Procurada pela reportagem desde a última sexta-feira (14), a assessoria de Haddad não respondeu ao pedido de informações sobre os modelos e o prazo no tempo para se chegar à projeção de inflação citada.

Haddad contou em entrevista que tinha rodado dois modelos respeitados pelo mercado de previsão de inflação, um com juros a 15% e outro com 12%. “Eu falei: roda os dois e vê o que acontece. Deu 0,2 ponto porcentual a diferença de inflação no fim do horizonte relevante, de 3,3% contra 3,1%. Por isso que a trajetória é tão importante”, disse em entrevista ao jornal Estado de S. Paulo publicada na quinta-feira (13).

A inflação oficial do Brasil, medida pelo IPCA (Índice Nacional de Preços ao Consumidor Amplo), registrou 4,68% no acumulado de 12 meses até outubro. O alvo central perseguido pelo BC é 3%, com intervalo de tolerância entre 1,5% (piso) a 4,5% (teto).

A economista Silvia Matos, coordenadora do Boletim Macro do IBRE-FGV (Instituto Brasileiro de Economia da Fundação Getúlio Vargas), avalia que o exercício citado pelo ministro é um “autoengano”.

“Reduzir os juros para 12% seria algo similar ao cavalo de pau dado em agosto de 2011 pelo ex-presidente do BC, Alexandre Tombini. Desancoraria tudo”, afirma Matos.

Ela faz referência à decisão do BC de 14 anos atrás, quando o Copom (Comitê de Política Monetária) reduziu a taxa de juros em 0,5 ponto percentual para 12% de forma surpreendente, quando os analistas do mercado financeiro esperavam mais um aumento da taxa básica de juros ou, no mínimo, sua manutenção, devido às pressões inflacionárias.

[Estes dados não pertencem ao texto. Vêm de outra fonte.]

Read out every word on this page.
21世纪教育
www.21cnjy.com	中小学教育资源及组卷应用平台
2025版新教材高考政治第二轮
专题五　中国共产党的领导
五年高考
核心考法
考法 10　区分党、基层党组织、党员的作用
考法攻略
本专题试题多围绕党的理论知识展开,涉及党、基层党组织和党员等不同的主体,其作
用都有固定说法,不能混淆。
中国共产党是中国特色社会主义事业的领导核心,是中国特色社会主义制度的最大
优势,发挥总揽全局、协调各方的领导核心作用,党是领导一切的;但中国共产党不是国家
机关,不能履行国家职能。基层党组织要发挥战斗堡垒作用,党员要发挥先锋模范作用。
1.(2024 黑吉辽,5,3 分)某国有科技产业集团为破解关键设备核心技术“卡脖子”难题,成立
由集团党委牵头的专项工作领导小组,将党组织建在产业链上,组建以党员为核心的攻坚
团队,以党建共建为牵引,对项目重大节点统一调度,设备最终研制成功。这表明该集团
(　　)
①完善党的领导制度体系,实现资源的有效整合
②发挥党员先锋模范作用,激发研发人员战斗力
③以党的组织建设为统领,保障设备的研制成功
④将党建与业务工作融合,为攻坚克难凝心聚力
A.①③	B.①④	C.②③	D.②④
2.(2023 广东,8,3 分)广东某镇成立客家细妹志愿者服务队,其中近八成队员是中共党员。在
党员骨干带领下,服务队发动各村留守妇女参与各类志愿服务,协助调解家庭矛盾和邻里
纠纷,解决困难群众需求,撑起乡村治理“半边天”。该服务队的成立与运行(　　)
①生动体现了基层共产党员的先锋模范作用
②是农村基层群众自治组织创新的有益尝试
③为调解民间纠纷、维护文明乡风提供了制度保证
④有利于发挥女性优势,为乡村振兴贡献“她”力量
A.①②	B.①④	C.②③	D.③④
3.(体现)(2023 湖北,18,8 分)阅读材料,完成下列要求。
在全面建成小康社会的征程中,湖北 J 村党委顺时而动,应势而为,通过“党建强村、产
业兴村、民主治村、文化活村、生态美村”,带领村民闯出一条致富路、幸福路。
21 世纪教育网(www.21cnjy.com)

Segundo a pesquisadora do IBRE, a inflação corrente e as expectativas futuras subiriam rapidamente com a queda da taxa Selic de 15% para 12%, e a inflação não subiria apenas 0,2 ponto porcentual.

“Não dá para fazer este exercício simples. Tem que levar em conta todos os canais de transmissão: expectativa, que é um canal crucial em um regime de meta de inflação, câmbio, credibilidade etc.”, afirma.

Matos diz que é hoje custoso para o BC trazer a inflação na meta de 3% devido a dois canais de transmissão de alta dos preços. O primeiro é o excesso de demanda (quando a quantidade de um bem ou serviço que os consumidores desejam comprar é maior do que a quantidade disponível), que tem forçado a economia a operar acima da sua capacidade.

“A taxa de desemprego está em nível histórico baixo, com salários crescendo muito acima da produtividade, o que vai virar inflação. Aí, precisamos de juros de 15%, um juro real [descontado da inflação] próximo de 10% em um ano.”

O segundo canal de risco citado por ela é a alta da dívida pública, que faz com que os investidores exijam um prêmio maior para rolar a dívida pública.

Fabio Kanczuk, ex-diretor de Política Monetária do BC, afirma que o resultado da conta apresentada pelo ministro depende de quanto depois da mudança nos juros se avalia o impacto na inflação, o que não foi explicitado por Haddad.

“Esse impacto vai subindo no tempo. Se for só um trimestre depois da mudança nos juros daí o impacto é pequeno mesmo, em linha com a fala do ministro. Mas se olhar um ano ou dois anos depois o impacto fica enorme”, diz.

No Relatório de Inflação de junho de 2024, o BC considerou que a variação de 1 ponto percentual na Selic, mantida por quatro trimestres, tem impacto na inflação medida pelo IPCA de 0,24 ou 0,27 ponto percentual, respectivamente, nos dois modelos utilizados pela autoridade monetária.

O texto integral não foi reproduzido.